SUWON, South Korea (Reuters) - Sentencing a young man to 18 months in prison in July for refusing to do his mandatory military service, the judge in the South Korean city of Suwon burst into tears.
The judge had handed down verdicts that day in five other criminal cases without emotion, but the case of Im Chang-jo, a 21-year-old Jehovah’s Witness, brought out her sympathies.
Jehovah’s Witnesses, followers of a Christian denomination that claims about 8 million evangelical members worldwide, are well known for refusing military service and blood transfusions.
But Im, his brother, and hundreds like them have paid a heavy price for their beliefs in South Korea, a U.S. ally technically still at war with North Korea, its unpredictable relative with nuclear ambitions and one of the world’s largest armies.
“It is a privilege for me to abide by my conscience and I hope my country allows Jehovah’s Witnesses alternative service as soon as possible,” Im said in court.
Im joined 669 other Jehovah’s Witnesses now jailed in South Korea for refusing military service, according to a June report by the United Nations Human Rights Council. South Korea accounts for 93.5 percent of those imprisoned around the world for reasons of conscientious objection, it said.
The Military Manpower Administration, which ensures every able-bodied South Korean man spends at least 21 months in the army or other services, demanded in March that Im’s father fire his son from his farm equipment company for dodging the draft.
Im’s mother, Kwon Young-soon, had already been through the courts with her eldest son’s refusal to join the army and she also sobbed as the verdict was delivered.
“I was hoping this wouldn’t happen to my youngest boy,” she said. “After all these years, nothing has changed.”
Im’s brother Bosuk, 32, also ended up working at their father’s company. He believes his criminal record and the stigma of his refusal to do military service barred him from getting a job at a firm he wanted.
All of those in jail are Jehovah’s Witnesses, says activist Yang Yeo-ok of World Without War, a lobby group.
South Korean men who want to work for major companies must provide their status of military service in the application.
The Military Manpower Administration estimates that 6,090 South Korean men have declared opposition to military service between 2004 and mid-2013 on the grounds of religious or moral beliefs. More than 93 percent of them were sent to jail.
Opposition lawmaker Jeon Hae-cheol proposed an amendment to the current session of parliament that would give conscientious objectors the right to perform different forms of service.
“This move is to clear the name of South Korea for being a country with a poor human rights record, despite its strong economic development,” he told Reuters.
Jeon’s move is likely to fail, as have two attempts by other left-of-center lawmakers in the face of public opposition.

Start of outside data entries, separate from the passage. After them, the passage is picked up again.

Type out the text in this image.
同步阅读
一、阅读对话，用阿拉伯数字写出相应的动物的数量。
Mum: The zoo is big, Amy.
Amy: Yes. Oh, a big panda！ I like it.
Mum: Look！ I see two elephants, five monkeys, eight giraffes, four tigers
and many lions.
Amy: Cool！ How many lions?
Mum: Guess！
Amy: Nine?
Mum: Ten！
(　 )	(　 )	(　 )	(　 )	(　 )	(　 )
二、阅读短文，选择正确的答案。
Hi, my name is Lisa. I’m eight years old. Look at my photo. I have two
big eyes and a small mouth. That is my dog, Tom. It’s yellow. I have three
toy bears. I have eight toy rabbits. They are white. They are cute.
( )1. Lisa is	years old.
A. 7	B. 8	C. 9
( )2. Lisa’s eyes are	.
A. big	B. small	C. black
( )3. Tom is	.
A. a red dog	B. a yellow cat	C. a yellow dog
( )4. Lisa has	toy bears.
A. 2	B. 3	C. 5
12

A survey of 2,000 citizens last November by the Military Manpower Administration showed 54.1 percent of them were opposed to allowing people like Im to perform other duties.
“If they are denying military service based on their conscience, does that mean we have no conscience?” said Kim Jung-nyun, a 25-year-old who served in the army as an assistant instructor teaching new soldiers basic war skills.
“It demoralizes discharged soldiers like me who sacrificed two years of our prime time for the country.”
Tensions between the two Koreas have stayed high since their 1950-53 war ended in an armistice rather than a peace treaty.
The bellicose, isolated North threatened the South with nuclear annihilation this year. In 2010, it sank a South Korean ship and shelled a South Korean island, killing civilians.
Kim Byung-ryull, a professor at Korea National Defense University also had little sympathy for objectors.
“Conscience is a much more convenient excuse to shirk civilian duties than breaking bones or pulling out healthy teeth,” he said.
Im, talking with Reuters before the verdict, knew he would go to prison and said he would serve his sentence stoically.
“What we are doing is like Mahatma Gandhi’s non-violent resistance - painful at the time but worthwhile in the end,” he said.